In the early winter of 2010 we had a storm that produced unusually heavy snow. At the time I was experiencing a period of depression. One of my symptoms was insomnia of a sort that would have me waking up several times a night. During the night of the storm I’d rise every two hours or so, look out the window, and marvel at how large and solid the snowflakes were.
The falling of snow was as relentless as was my wakefulness; no matter the hour, it was always going full bore, a great mass of snowflakes obscuring the view. Through the torrent of white I could see the snow accumulating on the shrubs and trees. Some of the branches were bowed nearly 180 degrees, their tips having gone from pointing skyward to forming a hairpin curve down to the ground.

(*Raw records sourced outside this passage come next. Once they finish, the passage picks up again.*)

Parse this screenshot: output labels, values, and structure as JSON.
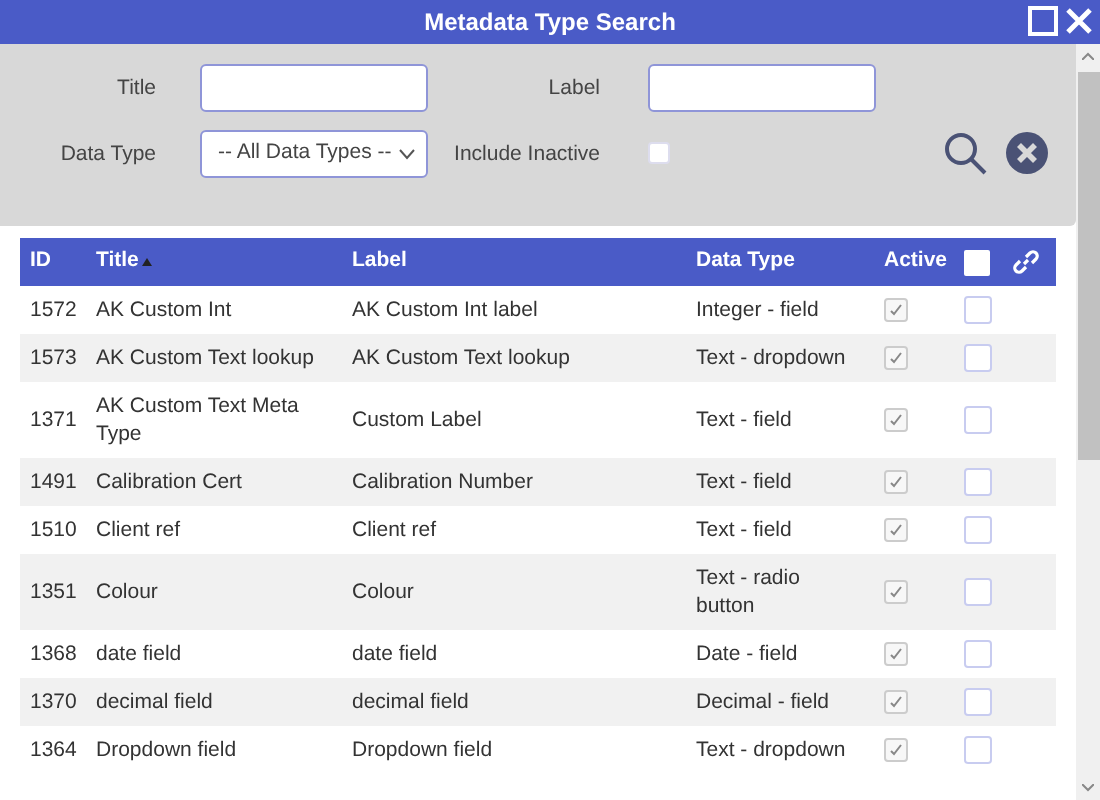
{
  "window": {
    "title": "Metadata Type Search"
  },
  "filters": {
    "title_label": "Title",
    "label_label": "Label",
    "data_type_label": "Data Type",
    "data_type_value": "-- All Data Types --",
    "include_inactive_label": "Include Inactive",
    "include_inactive": false
  },
  "table": {
    "columns": [
      {
        "label": "ID",
        "sorted": false
      },
      {
        "label": "Title",
        "sorted": true
      },
      {
        "label": "Label",
        "sorted": false
      },
      {
        "label": "Data Type",
        "sorted": false
      },
      {
        "label": "Active",
        "sorted": false
      }
    ],
    "select_all": false,
    "rows": [
      {
        "id": "1572",
        "title": "AK Custom Int",
        "label": "AK Custom Int label",
        "data_type": "Integer - field",
        "active": true,
        "selected": false
      },
      {
        "id": "1573",
        "title": "AK Custom Text lookup",
        "label": "AK Custom Text lookup",
        "data_type": "Text - dropdown",
        "active": true,
        "selected": false
      },
      {
        "id": "1371",
        "title": "AK Custom Text Meta Type",
        "label": "Custom Label",
        "data_type": "Text - field",
        "active": true,
        "selected": false
      },
      {
        "id": "1491",
        "title": "Calibration Cert",
        "label": "Calibration Number",
        "data_type": "Text - field",
        "active": true,
        "selected": false
      },
      {
        "id": "1510",
        "title": "Client ref",
        "label": "Client ref",
        "data_type": "Text - field",
        "active": true,
        "selected": false
      },
      {
        "id": "1351",
        "title": "Colour",
        "label": "Colour",
        "data_type": "Text - radio button",
        "active": true,
        "selected": false
      },
      {
        "id": "1368",
        "title": "date field",
        "label": "date field",
        "data_type": "Date - field",
        "active": true,
        "selected": false
      },
      {
        "id": "1370",
        "title": "decimal field",
        "label": "decimal field",
        "data_type": "Decimal - field",
        "active": true,
        "selected": false
      },
      {
        "id": "1364",
        "title": "Dropdown field",
        "label": "Dropdown field",
        "data_type": "Text - dropdown",
        "active": true,
        "selected": false
      }
    ]
  }
}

In the early morning the storm finally abated. But then the temperature dropped, freezing the wet snow to its hosts. A thick epidermis of snow covered the world and muffled all its sounds save for one: the sound of shattering wood. Every few minutes a noise like a shot would split the air and echo down the block. Moments later a branch would give way at the joint and come crashing down. Our house is surrounded by old growth trees, some of them approaching 70 feet tall. We stopped going outside because it was so obviously dangerous.
I sat inside on the couch, in a house without power. All I could do was sit, listen and wait. Waiting for our branches to fall, which many of them did over the course of the day, became almost meditative, and the inevitability of each new piece of damage almost gratifying. Whereas in the previous weeks I’d been locked in a kind of inner dread and vigilance, those feelings were now directed completely outward. My deafening mental tape loop of unhappy machinations had been silenced, however temporarily. I couldn’t afford to listen to it during those hours. There was too much going on outside. I needed to pay attention.
I did not want those branches to stop falling.